138 P. 838 | Or. | 1914
delivered the opinion of the court.
It was incumbent upon Paulson to set up in an answer in the foreclosure suit any claim that he might have to the effect that the agreement in regard to the deeds was in any manner different from that set forth in the foreclosure suit, and any and all matters relating to the deeds and mortgages up to that time, if he desired to have the same litigated.
The rule is well settled that a party cannot relitigate matters which he might have interposed, but failed to do, in a former action between the same parties or their privies in reference to the same subject matter:
A judgment is final and conclusive upon the parties, not only as to the matter actually determined, but as to every other matter which the parties might have litigated and had decided as incident to or essentially connected with the subject matter of the litigation, within the purview of the original action: Jordan v. Van Epps, 85 N. Y. 427; Barrett v. Failing, 8 Or. 152.

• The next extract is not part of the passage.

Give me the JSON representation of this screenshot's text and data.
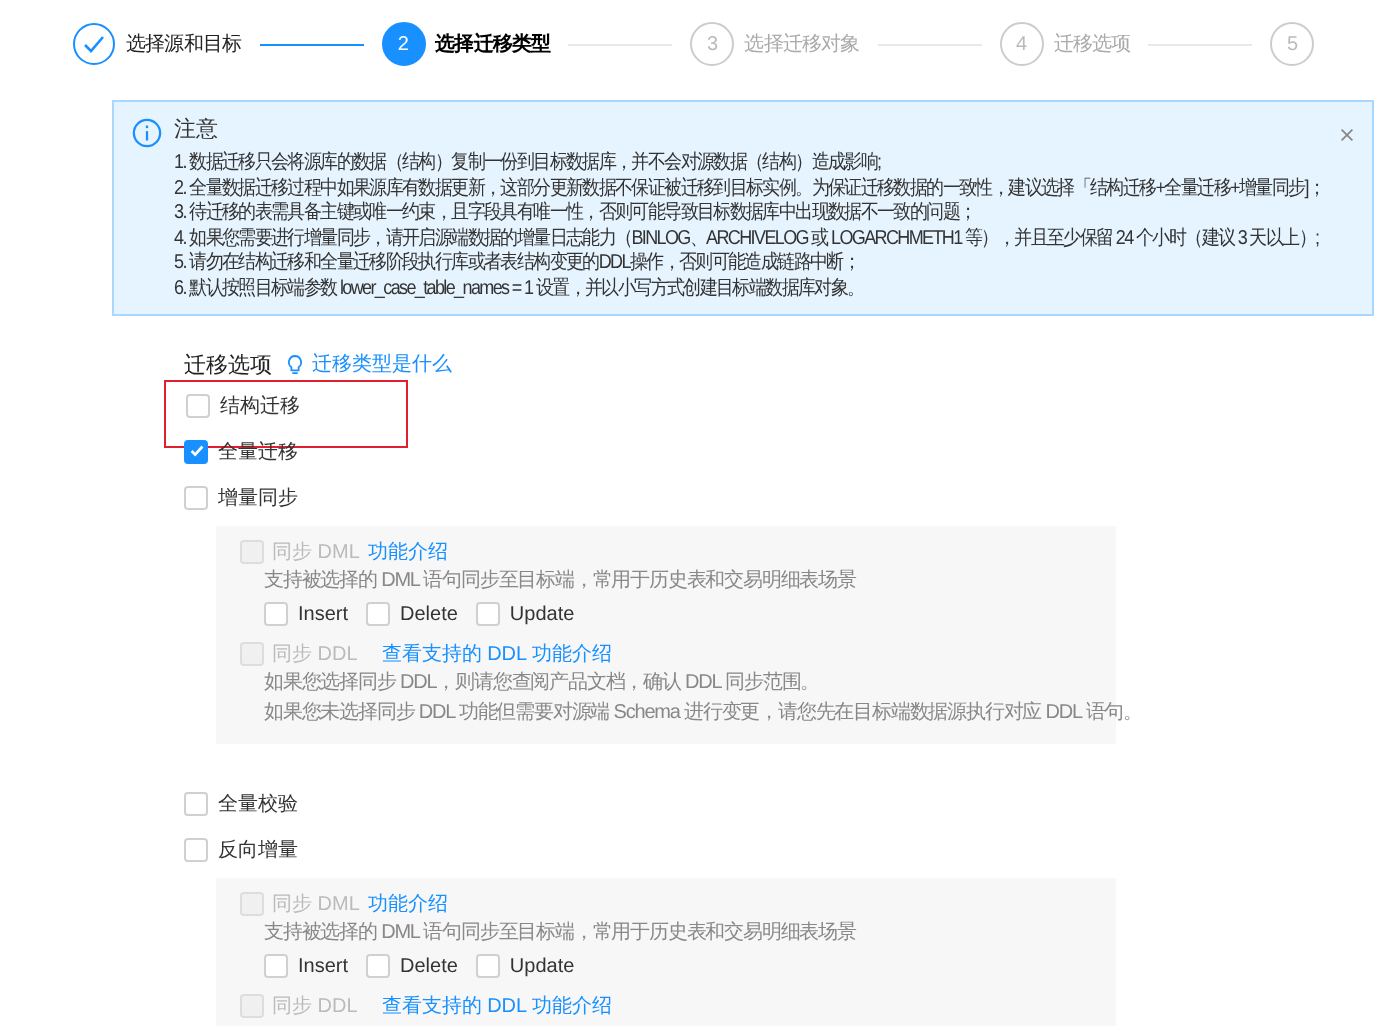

All the matters which the plaintiff seeks to have adjudicated which occurred up to the time of the determination of the foreclosure suit might have been litigated in the former suit. The title to this real estate was involved in the foreclosure suit, and if the defendants held it in trust for plaintiff,' that defense should have been made by Paulson at that time. Not having made such defense, he is estopped from making it now. The trial court found that these matters had been litigated in the former suit. This conclusion disposes of the main question in this case.
The decree of the lower court will therefore be affirmed. Affirmed.